La Scarzuola, Tomaso Buzzi's stone dream
La Scarzuola, Tomaso Buzzi's stone dream

Buzzi, who passed away in 1981, built his work leaving it unfinished, perhaps deliberately, and he intended to let it go down the drain, make it vanish like a dream upon awakening. Marco Solari was not the closest of his blood relatives, but he is the one who after Buzzi’s death took on the task of preserving his legacy, and indeed of completing the construction, on the basis of the projects he found in bulk in a basement. Solari aims to be a scrupulous performer, in reality he plays the role, almost despite himself, of co-author of the work, because the drawings found in the trunks need to be interpreted. For more than thirty years he worked there full time, “I never went on vacation – he says -, I had to check the workers at all times”. Now the work seems finished, but it is not, “the next thing to make is a snake” says Solari showing the drawings. Perhaps this work will never end, as happens with Gaudi’s Sagrada Familia in Barcelona.

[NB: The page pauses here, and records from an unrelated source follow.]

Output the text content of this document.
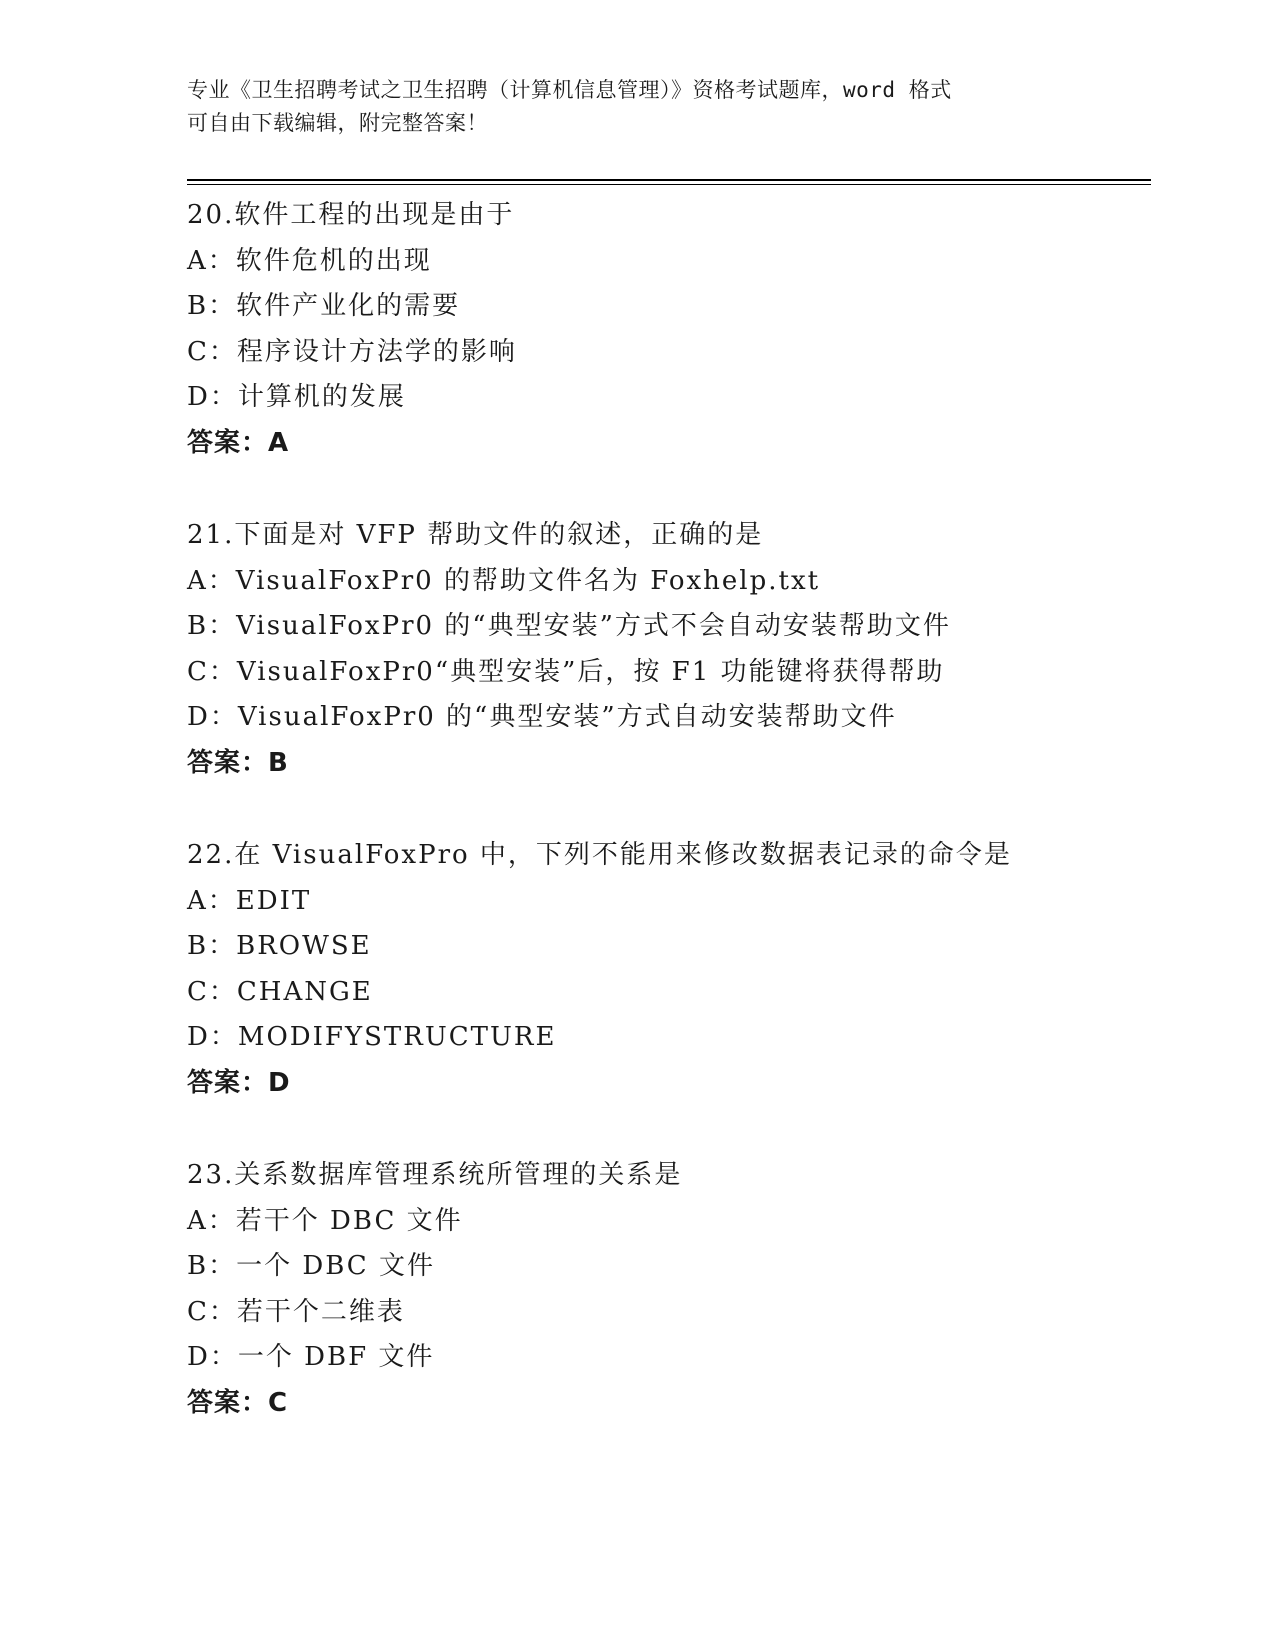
专业《卫生招聘考试之卫生招聘（计算机信息管理）》资格考试题库，word 格式
可自由下载编辑，附完整答案！
20.软件工程的出现是由于
A：软件危机的出现
B：软件产业化的需要
C：程序设计方法学的影响
D：计算机的发展
答案：A
21.下面是对 VFP 帮助文件的叙述，正确的是
A：VisualFoxPr0 的帮助文件名为 Foxhelp.txt
B：VisualFoxPr0 的“典型安装”方式不会自动安装帮助文件
C：VisualFoxPr0“典型安装”后，按 F1 功能键将获得帮助
D：VisualFoxPr0 的“典型安装”方式自动安装帮助文件
答案：B
22.在 VisualFoxPro 中，下列不能用来修改数据表记录的命令是
A：EDIT
B：BROWSE
C：CHANGE
D：MODIFYSTRUCTURE
答案：D
23.关系数据库管理系统所管理的关系是
A：若干个 DBC 文件
B：一个 DBC 文件
C：若干个二维表
D：一个 DBF 文件
答案：C
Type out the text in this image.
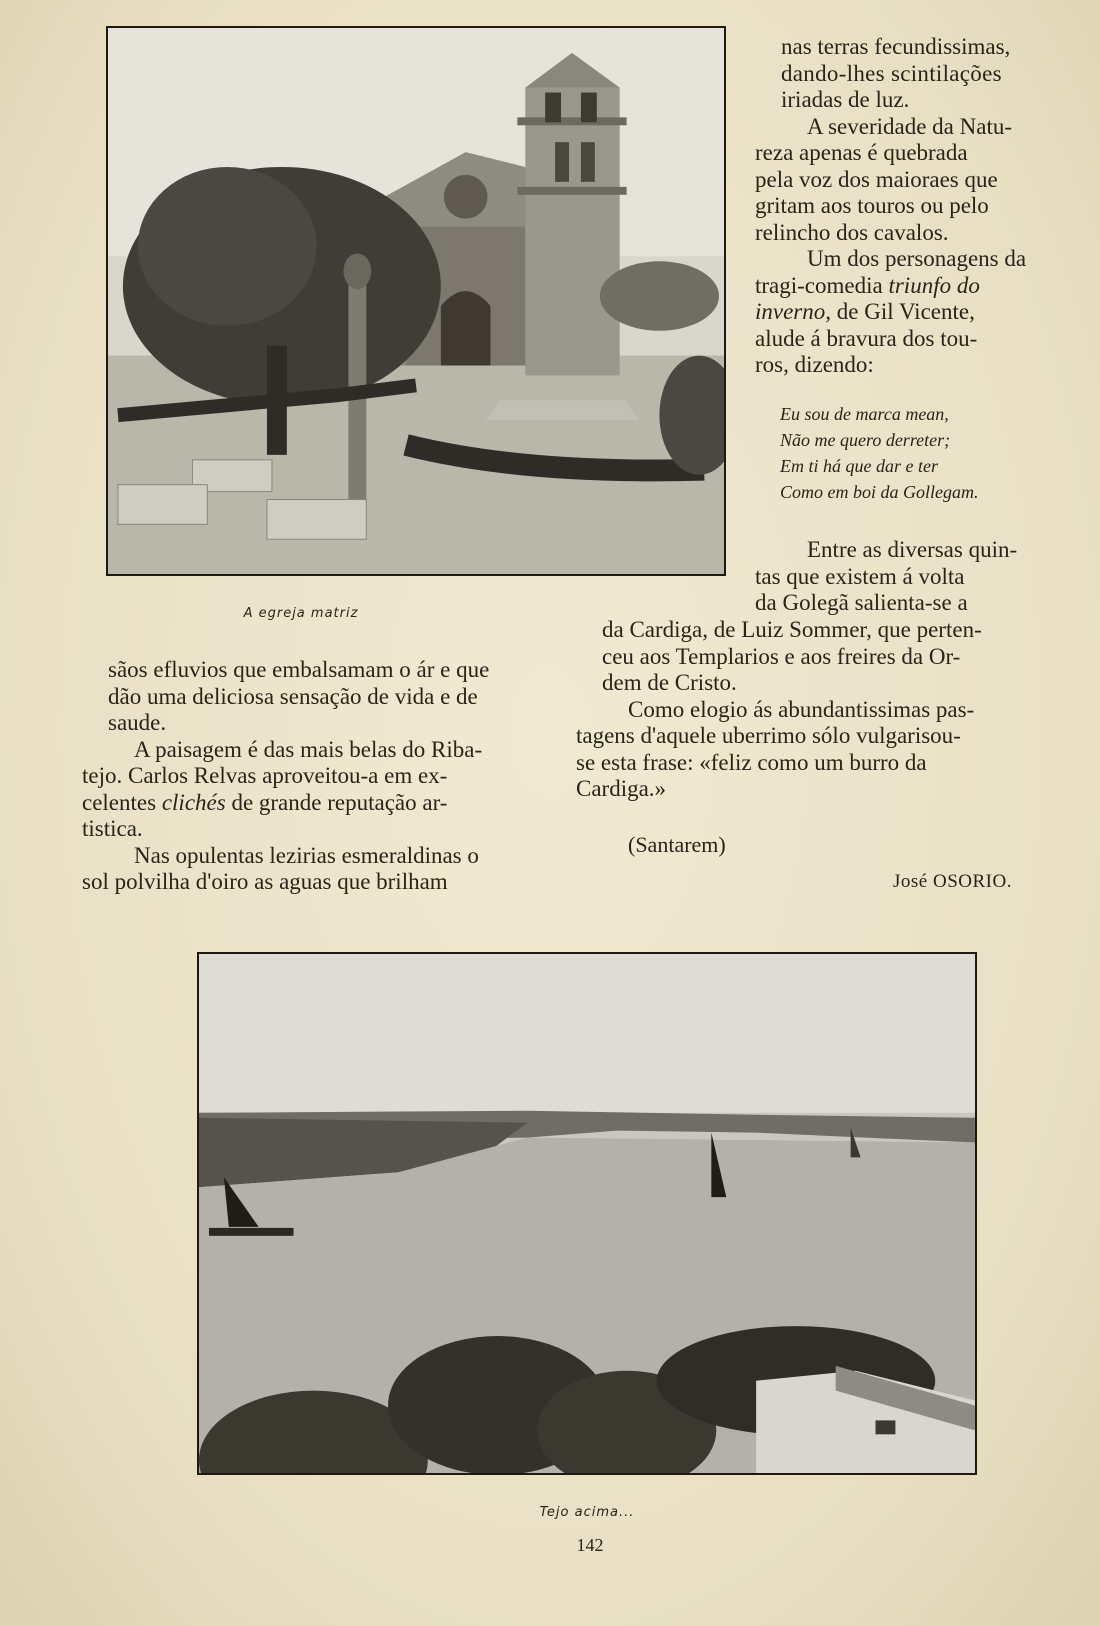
A egreja matriz

nas terras fecundissimas,
dando-lhes scintilações
iriadas de luz.

A severidade da Natu-
reza apenas é quebrada
pela voz dos maioraes que
gritam aos touros ou pelo
relincho dos cavalos.

Um dos personagens da
tragi-comedia triunfo do
inverno, de Gil Vicente,
alude á bravura dos tou-
ros, dizendo:

Eu sou de marca mean,
Não me quero derreter;
Em ti há que dar e ter
Como em boi da Gollegam.

Entre as diversas quin-
tas que existem á volta
da Golegã salienta-se a

da Cardiga, de Luiz Sommer, que perten-
ceu aos Templarios e aos freires da Or-
dem de Cristo.

Como elogio ás abundantissimas pas-
tagens d'aquele uberrimo sólo vulgarisou-
se esta frase: «feliz como um burro da
Cardiga.»

(Santarem)
José OSORIO.

sãos efluvios que embalsamam o ár e que
dão uma deliciosa sensação de vida e de
saude.

A paisagem é das mais belas do Riba-
tejo. Carlos Relvas aproveitou-a em ex-
celentes clichés de grande reputação ar-
tistica.

Nas opulentas lezirias esmeraldinas o
sol polvilha d'oiro as aguas que brilham

Tejo acima...
142
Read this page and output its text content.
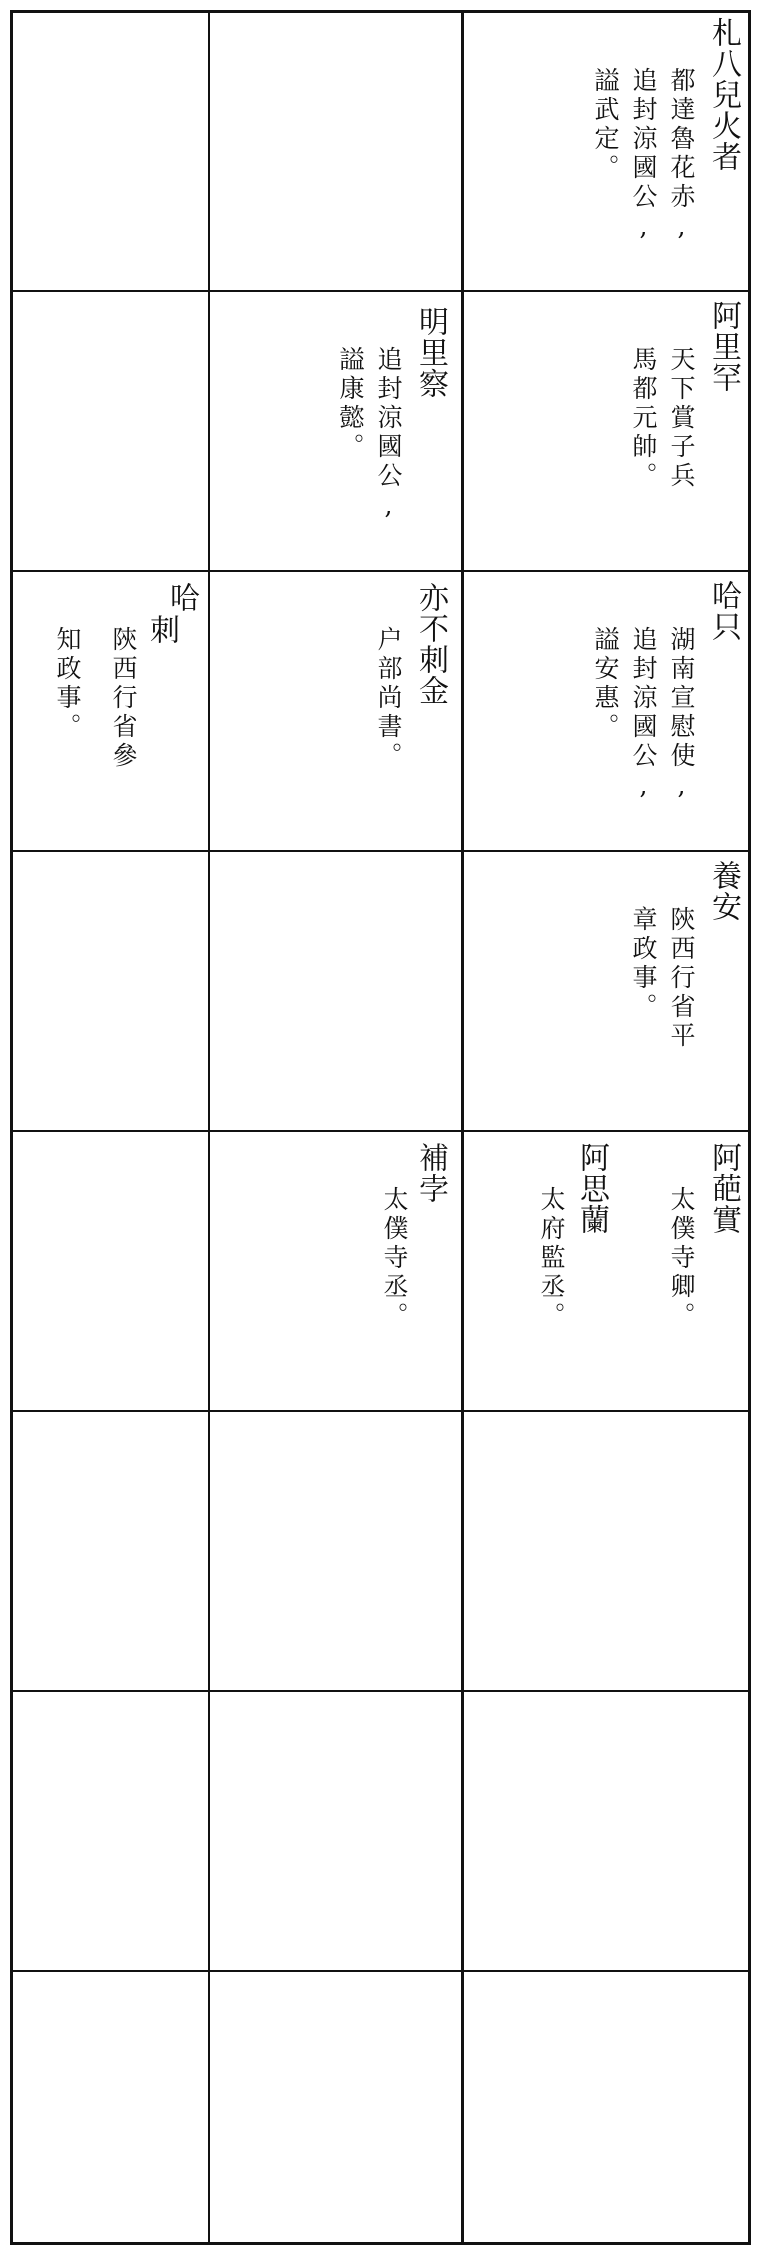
札八兒火者
都達魯花赤,
追封涼國公,
謚武定。
阿里罕
天下賞子兵
馬都元帥。
明里察
追封涼國公,
謚康懿。
哈只
湖南宣慰使,
追封涼國公,
謚安惠。
亦不刺金
户部尚書。
哈
刺
陝西行省參
知政事。
養安
陝西行省平
章政事。
阿葩實
太僕寺卿。
阿思蘭
太府監丞。
補孛
太僕寺丞。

La Scarzuola, Tomaso Buzzi's stone dream
La Scarzuola, Tomaso Buzzi's stone dream

Some scenes from a film by Jasmine Trinca will soon shoot at the Scarzuola. Many famous people have passed through here, including Mario Draghi (when he led the ECB). Solari tells a funny episode that concerns an American ambassador who arrived in Bermuda shorts among swarms of starched bodyguards in a suit and tie, and another that involves Veronica Lario: she wanted to come for a ride, but couldn’t because she wanted to land with a helicopter. too big.
We did not arrive by helicopter but with a short trip by car, based at the widespread hotel Torre del Nera in Scheggino (Perugia). Even that, in its own way, is a place over the top, a hotel without borders, distributed among the renovated buildings of a medieval village, in turn besieged by the woods of the Valnerina. San Francesco would make Torre del Nera perfect by building a hut on a lawn and then miraculously making water gush out.